Herford, 16. Juni 2012 Patt-Situation nach der Etatdebatte / Kurz vor den Ferien soll ein neuer Anlauf genommen werden
VON HARTMUT BRAUN, NEUE WESTFÄLISCHE
Beide Lager wollen die Steuern erhöhen, beide sind zu höheren Belastungen der Bürger bereit. Außerdem wollen „Bürgerliche“ genau wie „Rot-Rot-Grün“ die städtische Infrastruktur erhalten. Trotzdem endete die Etatdebatte des Rates gestern in einem Patt: Zwei Etat-Entwürfe wurden bei Stimmengleichheit abgelehnt. Herford bleibt ohne rechtskräftigen Haushalt.
Das bedeutet, dass Investitionen nicht getätigt und bestimmte Zuschüsse nicht ausgezahlt werden können. Auch für die Verlängerung von Verträgen, etwa im Offenen Ganztag, könnte es Probleme geben.
So spannend war es selten im Rat. Erstmals standen sich zwei scheinbar geschlossene Lager gegenüber: Auf der einen Seite SPD und Grüne, unterstützt von Bürgermeister Wollbrink (SPD) und den Linken Erika Zemaitis (Linkspartei) und Bernd Reitmeier (parteilos; auf der anderen CDU und FDP mit Heiko Krüger (Bürger für Herford) und Heinz-Günther Scheffer (Liste 2004).
Scheffer verkündete allerdings, er könne auch gut dem anderen Lager angehören; die CDU habe aber versprochen, ihm „für dieses Bündnis heute Abend einen auszugeben.“ Die Lacher waren auf seiner Seite.

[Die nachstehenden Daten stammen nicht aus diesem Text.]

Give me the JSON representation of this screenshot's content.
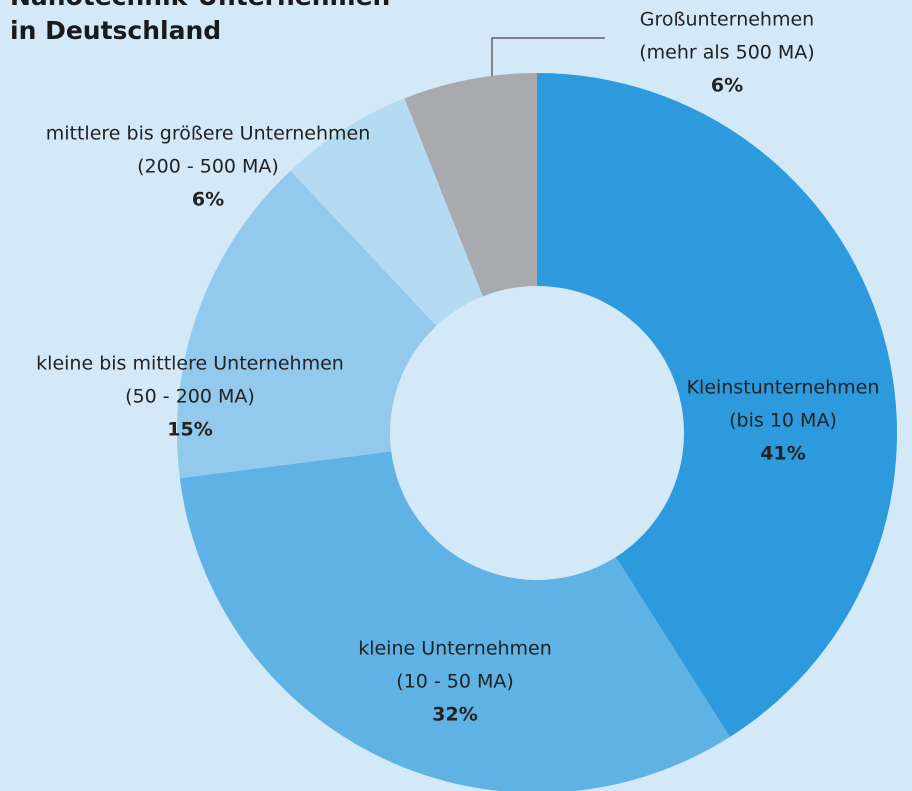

Dieses „bürgerliche“ Lager hätte nun an sich eine Mehrheit von 23 zu 22 Stimmen gehabt, wenn nicht Ratsmitglied Werner Seeger (CDU) nach einem Unfall das Bett hüten müsste. Also ein Patt: Horst Heining (SPD) wollte daher noch vor Einstieg in die Debatte eine große Mehrheit aushandeln: Man liege doch gar nicht so weit auseinander, stellte er später auch in seiner Haushaltsrede fest, in der er die „Tugend des Kompromisses“ ins Zentrum rückte.
Doch die CDU wollte nicht mehr. Wolfgang Rußkamp (CDU) sprach von unterschiedlichen Politikstilen: Seriosität auf der einen, Populismus und Ideologie auf der anderen Seite. Herbert Even (Grüne) warnte davor, unnötig weitere Gräben aufzureißen. Lothar Wienböker sieht in Herford die Gefahr eines „Sozialismus unter grüner Führung“. Auch die vier Fraktionslosen im Rat nahmen das Wort: Heiko Krüger (Bürger für Herford) ist für mehr Kürzungen bei Marta, Erika Zemaitis (Linke) will die Wirtschaft stärker belasten. Bernd Reitmeier begrüßt die Rückführung der SWK in rein kommunale Trägerschaft. Scheffer warnt vor der Schließung der Citywache: „Ich habe Angst in dieser Stadt.“
Hauptthemen waren neben der Steuererhöhung die Zukunft der Citywache und der SWK, das Ende des Fla, die OGS-Beiträge und immer wieder die defizitäre Haushaltslage.
Am Ende versuchten CDU und FDP, ein SPD-Mitglied und speziell den Bürgermeister auf ihre Seite zu ziehen – entweder aus inhaltlichen oder aus Fairnessgründen, damit die regulären Mehrheitsverhältnisse wieder hergestellt würden. Bruno Wollbrink lehnte sofort ab: Er stehe dem rot-grünen Entwurf näher. Nach einer zweiten Sitzungsunterbrechung sagte namens der SPD auch Heining ab. In seiner Etatrede hatte er noch vor einem haushaltslosen Zustand gewarnt. Jetzt müssen beide Lager sich neu orientieren. Ein zweiter Anlauf kurz vor den Sommerferien zeichnet sich ab.